In response to the request, Brevard commissioners unanimously approved a measure prohibiting atheist invocations, but they agreed to allow them during the public comments portion of public meetings.

"The prayer is delivered during the ceremonial portion of the county's meeting, and typically invokes guidance for the County Commission from the highest spiritual authority, a higher authority which a substantial body of Brevard constituents believe to exist," wrote Brevard County Chair Mary Bolin Lewis to Williamson in 2014.

"The invocation is also meant to lend gravity to the occasion, to reflect values long part of the county's heritage, and to acknowledge the place religion holds in the lives of many private citizens in Brevard County."

Williamson and others sued the county over the ban in 2015, being represented by Americans United for Separation of Church and State, the Freedom From Religion Foundation, and the American Civil Liberties Union.

In September 2017, a district court ruled against the county and in July 2019, a three-judge panel of the U.S. Court of Appeals for the Eleventh Circuit unanimously upheld the decision.

Circuit Judge Stanley Marcus wrote the panel's opinion, arguing that while the county was allowed to have sectarian invocations at public meetings, they cannot exclude certain groups.

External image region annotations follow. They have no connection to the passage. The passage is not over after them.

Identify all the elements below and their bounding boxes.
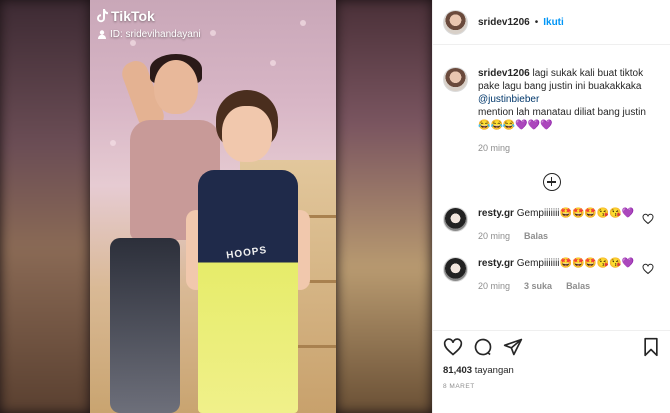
commenter-avatar[interactable] — [443, 257, 468, 282]
post-actions: 81,403 tayangan 8 MARET — [433, 330, 670, 390]
comment-like-heart-icon[interactable] — [642, 213, 654, 225]
comment-text: Gempiiiiiii🤩🤩🤩😘😘💜 — [513, 208, 635, 219]
comment-like-heart-icon[interactable] — [642, 263, 654, 275]
post-date[interactable]: 8 MARET — [443, 383, 661, 390]
instagram-post: HOOPS TikTok ID: sridevihandayani sridev… — [0, 0, 670, 413]
caption-emoji: 😂😂😂💜💜💜 — [478, 120, 553, 131]
video-frame: HOOPS — [90, 0, 336, 413]
tiktok-note-icon — [97, 9, 108, 23]
child-dancer: HOOPS — [186, 90, 310, 413]
view-count-label: tayangan — [472, 365, 514, 376]
comment-text: Gempiiiiiii🤩🤩🤩😘😘💜 — [513, 258, 635, 269]
author-username[interactable]: sridev1206 — [478, 17, 530, 28]
header-separator: • — [534, 16, 539, 28]
comment-item: resty.gr Gempiiiiiii🤩🤩🤩😘😘💜 20 ming Balas — [433, 207, 670, 243]
bookmark-icon[interactable] — [641, 337, 661, 357]
comment-timestamp[interactable]: 20 ming — [478, 280, 510, 293]
comment-like-count[interactable]: 3 suka — [524, 280, 552, 293]
caption-line-3: mention lah manatau diliat bang justin — [478, 107, 646, 118]
comment-username[interactable]: resty.gr — [478, 258, 514, 269]
tiktok-user-id: ID: sridevihandayani — [98, 29, 201, 40]
caption-author-username[interactable]: sridev1206 — [478, 68, 530, 79]
tiktok-watermark: TikTok — [96, 8, 155, 24]
video-blur-left — [0, 0, 90, 413]
video-blur-right — [336, 0, 432, 413]
video-player[interactable]: HOOPS TikTok ID: sridevihandayani — [0, 0, 432, 413]
reply-button[interactable]: Balas — [524, 230, 548, 243]
post-side-panel: sridev1206 • Ikuti sridev1206 lagi sukak… — [432, 0, 670, 413]
comment-icon[interactable] — [473, 337, 493, 357]
user-icon — [98, 30, 106, 39]
view-count-number: 81,403 — [443, 365, 473, 376]
share-icon[interactable] — [503, 337, 523, 357]
load-more-comments-button[interactable] — [542, 173, 561, 191]
caption-timestamp[interactable]: 20 ming — [478, 142, 510, 155]
post-header: sridev1206 • Ikuti — [433, 0, 670, 45]
comment-item: resty.gr Gempiiiiiii🤩🤩🤩😘😘💜 20 ming 3 suk… — [433, 257, 670, 293]
tiktok-id-text: ID: sridevihandayani — [110, 29, 201, 40]
follow-button[interactable]: Ikuti — [543, 17, 564, 28]
comment-timestamp[interactable]: 20 ming — [478, 230, 510, 243]
author-avatar[interactable] — [443, 9, 468, 35]
caption-author-avatar[interactable] — [443, 67, 468, 92]
caption-mention-link[interactable]: @justinbieber — [478, 94, 539, 105]
reply-button[interactable]: Balas — [566, 280, 590, 293]
comment-username[interactable]: resty.gr — [478, 208, 514, 219]
commenter-avatar[interactable] — [443, 207, 468, 232]
view-count[interactable]: 81,403 tayangan — [443, 365, 661, 376]
heart-icon[interactable] — [443, 337, 463, 357]
post-caption: sridev1206 lagi sukak kali buat tiktok p… — [433, 45, 670, 155]
tiktok-brand-text: TikTok — [111, 8, 155, 24]
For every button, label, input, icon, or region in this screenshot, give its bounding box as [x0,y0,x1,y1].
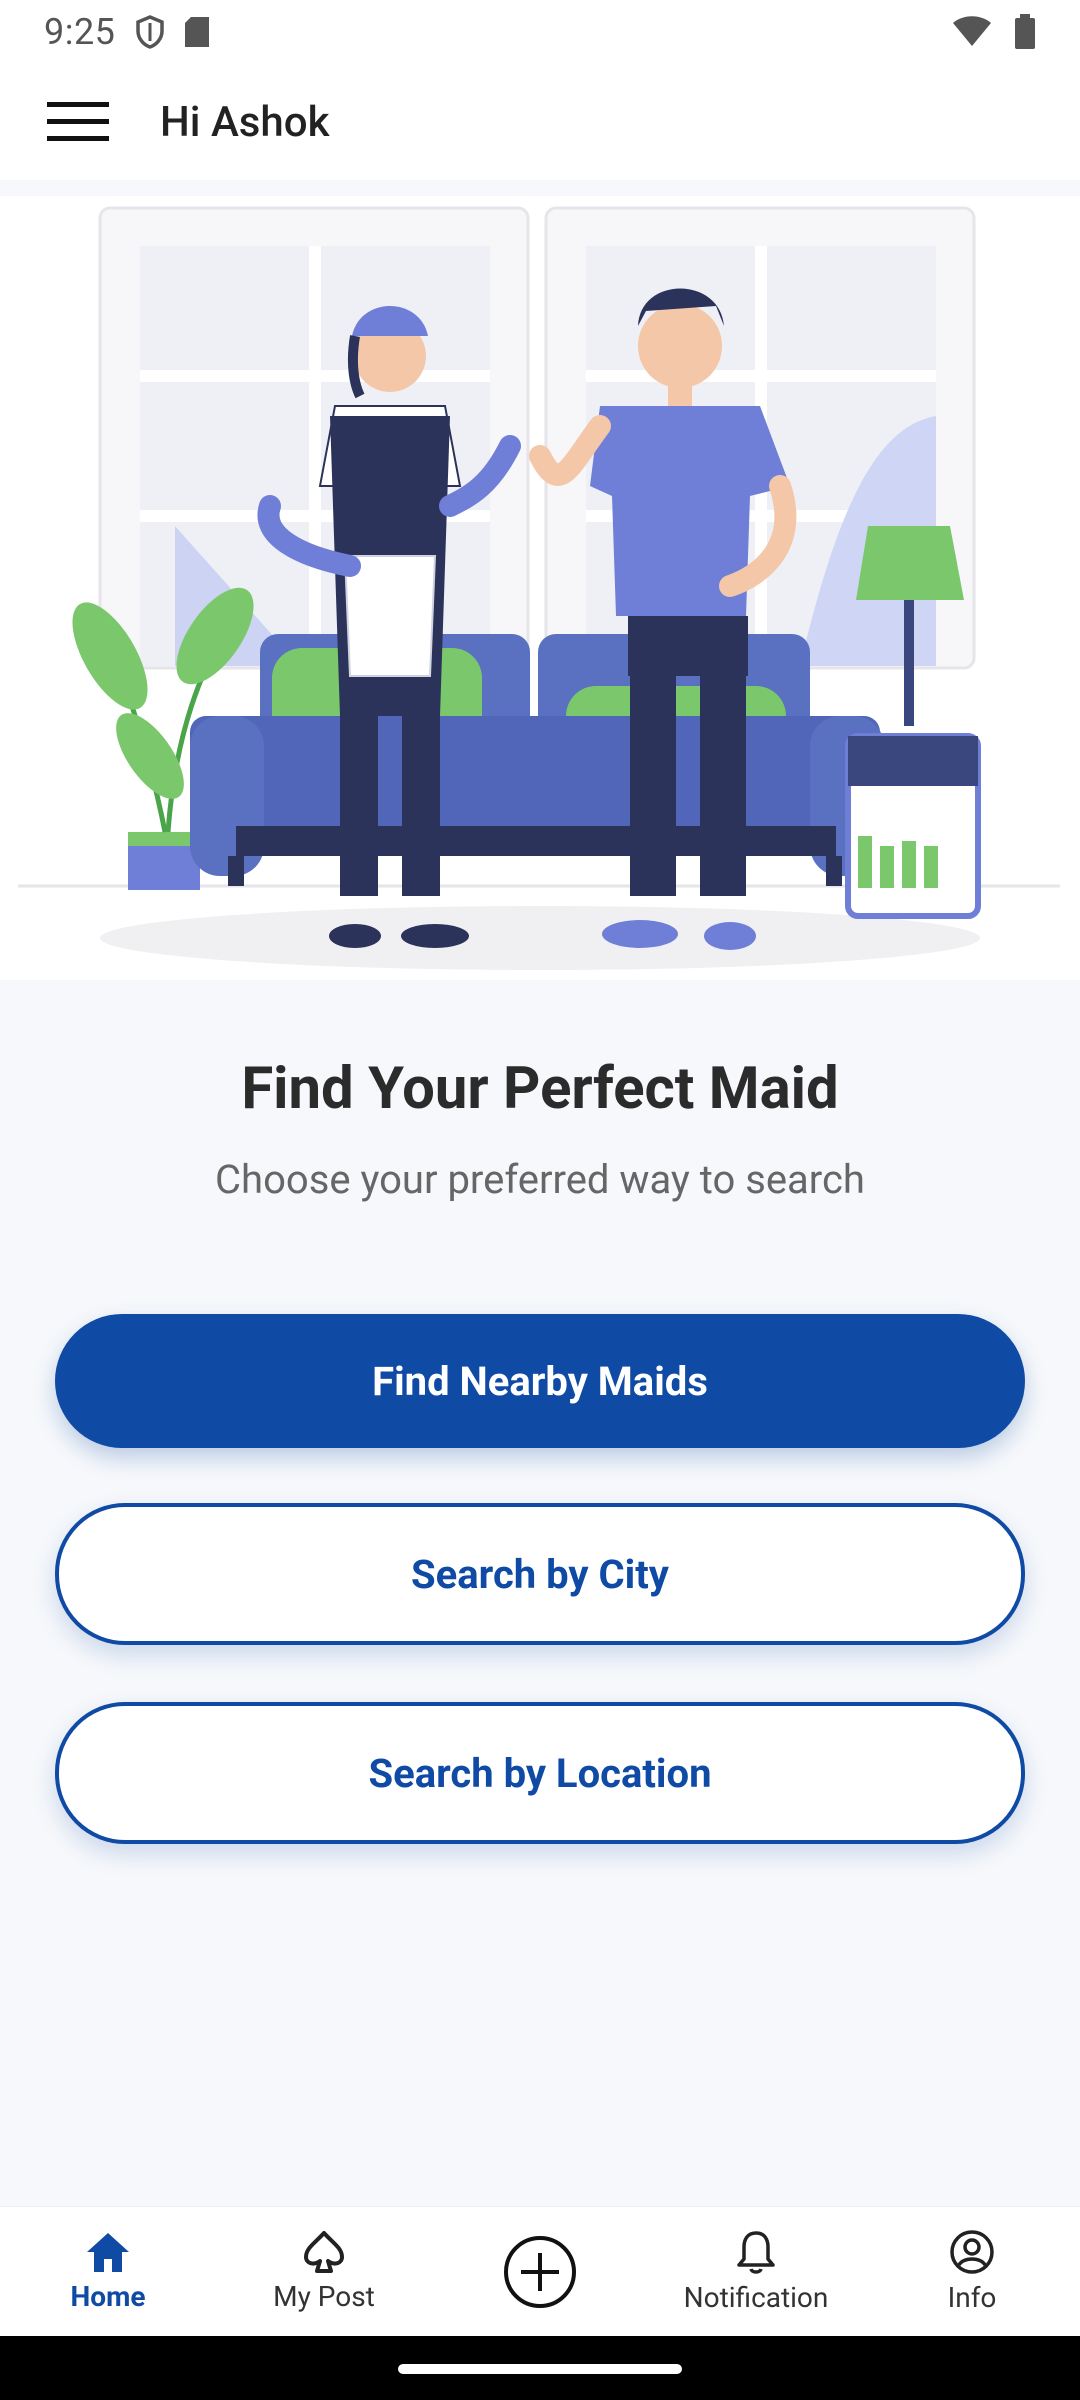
page-subtitle: Choose your preferred way to search [215,1156,865,1203]
sd-card-icon [185,17,210,47]
nav-label-info: Info [947,2281,997,2314]
hamburger-menu-icon [47,102,109,141]
wifi-icon [953,16,991,46]
status-time: 9:25 [44,11,116,53]
nav-item-add[interactable] [432,2207,648,2336]
app-bar: Hi Ashok [0,64,1080,180]
search-by-city-button[interactable]: Search by City [55,1503,1025,1645]
hero-illustration [0,196,1080,980]
page-title: Find Your Perfect Maid [241,1055,839,1123]
bell-icon [737,2231,775,2274]
search-by-location-button[interactable]: Search by Location [55,1702,1025,1844]
nav-item-home[interactable]: Home [0,2207,216,2336]
home-icon [87,2233,129,2272]
add-circle-icon [504,2235,576,2308]
home-gesture-handle[interactable] [398,2364,682,2374]
shield-icon [136,15,165,49]
nav-item-notification[interactable]: Notification [648,2207,864,2336]
nav-item-info[interactable]: Info [864,2207,1080,2336]
nav-label-home: Home [70,2280,146,2313]
greeting-text: Hi Ashok [160,97,330,147]
battery-icon [1015,14,1035,49]
spade-icon [304,2231,344,2273]
account-circle-icon [950,2230,994,2274]
nav-label-notification: Notification [683,2281,829,2314]
nav-label-my-post: My Post [273,2280,375,2313]
system-gesture-bar [0,2336,1080,2400]
status-bar: 9:25 [0,0,1080,64]
bottom-navigation: Home My Post Notification Info [0,2206,1080,2336]
nav-item-my-post[interactable]: My Post [216,2207,432,2336]
menu-button[interactable] [30,74,126,170]
find-nearby-maids-button[interactable]: Find Nearby Maids [55,1314,1025,1448]
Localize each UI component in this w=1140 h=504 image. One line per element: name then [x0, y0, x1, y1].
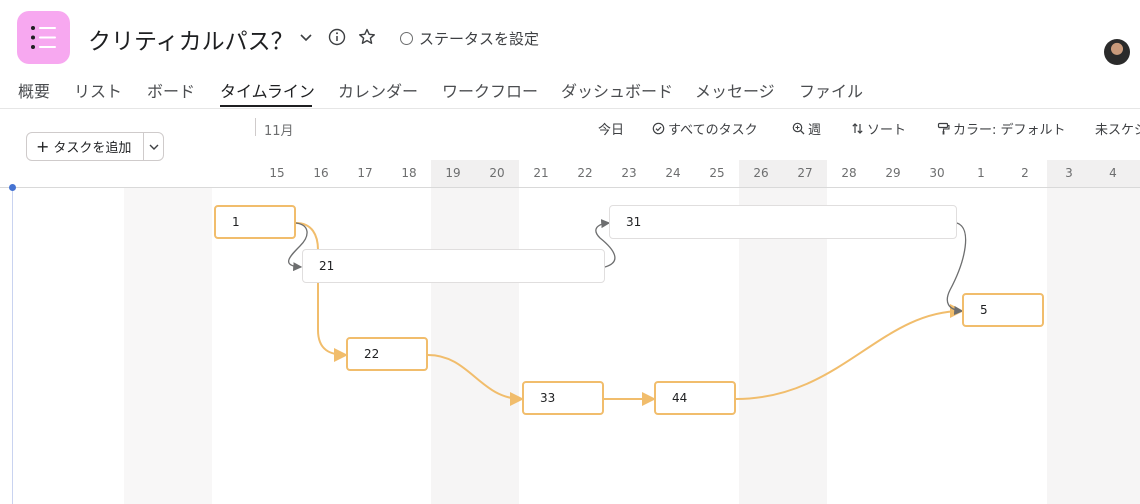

“Brevard County has selected invocation speakers in a way that favors certain monotheistic religions and categorically excludes from consideration other religions solely based on their belief systems. Brevard County’s process of selecting invocation speakers thus runs afoul of the Establishment Clause,” wrote Judge Marcus.

“Secular humanists are far from the only group viewed with disfavor … some of the Commissioners and former Commissioners have testified unambiguously that they would not allow deists, Wiccans, Rastafarians, or, for that matter, polytheists to deliver prayers, and that they would have to think long and hard before inviting a Hindu, a Sikh, or a follower of a Native American religion.”

In February 2020, the county agreed to a settlement allowing secular invocations and paying $430,000 in court costs and legal fees, as well as $60,000 in damages to the plaintiffs.

Alex J. Luchenitser, associate legal director for Americans United who helped represent the plaintiffs, expressed support for the settlement in a statement released at the time.

“This settlement protects the religious freedom of everyone in Brevard County. No one should be excluded from participating in local government because of their beliefs about religion,” said Luchenitser.